Par / 14 octobre 1999

par Guy Fischer

Monsieur le président, madame la secrétaire d’Etat, mes chers collègues, reprochant au Gouvernement son immobilisme sur le sujet brûlant des retraites, jouant du catastrophisme ambiant concernant les conséquences de la fin de la période d’activité professionnelle des classes d’âge du baby-boom, opposant une fois de plus les salariés du secteur public aux salariés du secteur privé, mais surtout pressée, non sans arrière-pensées, de prétendument réformer le système français de retraite par répartition pour, en fait, justifier la mise en place des fonds de pension, la droite multiplie, c’est le moins que l’on puisse dire, les initiatives parlementaires.

A la fin du mois de janvier dernier, l’Assemblée nationale a examiné un texte, issu de la réflexion de M. Douste-Blazy, tendant à créer des plans de prévoyance retraite.

Au cours du débat sur cette question de fond, la droite est apparue divisée.

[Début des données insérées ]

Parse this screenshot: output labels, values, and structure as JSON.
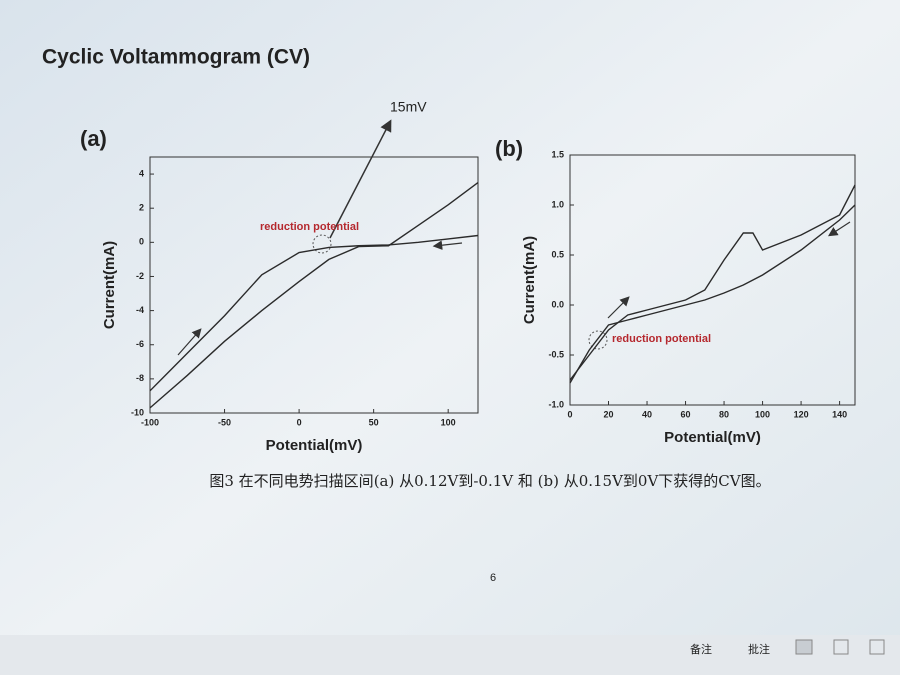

M. Barrot, rapporteur du texte, qui s’est opposé à la création d’un étage supplémentaire obligatoire de retraite " qui risque d’accroître les prélèvements obligatoires et de limiter le rôle de la négociation collective " - je reprends ses propres termes - s’est empressé de corriger le dispositif pour le rendre " plus souple ", sans pour autant bouleverser l’économie générale de ce texte empreint d’une forte inspiration libérale.

M. Charles Descours, rapporteur de la commission des affaires sociales. Ultra- libérale !

M. Guy Fischer. Sur le même sujet, deux propositions de loi ont été tour à tour déposées sur le bureau de notre Haute Assemblée.

Largement inspirée de la version amendée de M. Douste-Blazy, la proposition de loi de M. Descours tente, mais sans y parvenir, de gommer les griefs invoqués contre la loi Thomas du 25 mars 1997. Les fonds de retraite proposés seraient facultatifs et négociés. Les efforts supplémentaires demandés aux cotisants - salariés et employeurs - seraient soutenus par de fortes incitations fiscales et des dégrèvements de cotisations sociales.

S’agissant des exonérations de cotisations sociales, alors que la proposition de loi de M. Arthuis exonère de cotisations sociales, y compris de cotisations vieillesse, l’abondement des employeurs, le dispositif prévu dans la proposition de loi de
M. Descours circonscrit quelque peu les exonérations de cotisations vieillesse. Pour autant, et cela ne trompe personne, au fond, l’objectif poursuivi est le même : généraliser un étage supplémentaire de retraite par capitalisation en développant, au détriment du système par répartition, l’épargne retraite.

Saisie de ces deux propositions de loi, la commission des affaires sociales, suivant les conclusions de son rapporteur, a " rebâti " - c’est surprenant ! - un texte complet, réaffirmant le mécanisme général défini par la loi Thomas.

Contrairement à vous, messieurs de la majorité sénatoriale, partisans nostalgiques de la loi Thomas - M. Marini nous en a apporté la preuve - nous sommes satisfaits qu’aujourd’hui cette dernière n’ait pu être appliquée et que le Gouvernement se soit engagé en faveur de son abrogation.

Je partage pleinement les arguments développés par le Gouvernement par la voix de Mme la ministre de l’emploi et de la solidarité pour justifier cette décision.

En détournant des ressources complémentaires pour la sécurité sociale, l’épargne retraite est une véritable menace pour la répartition.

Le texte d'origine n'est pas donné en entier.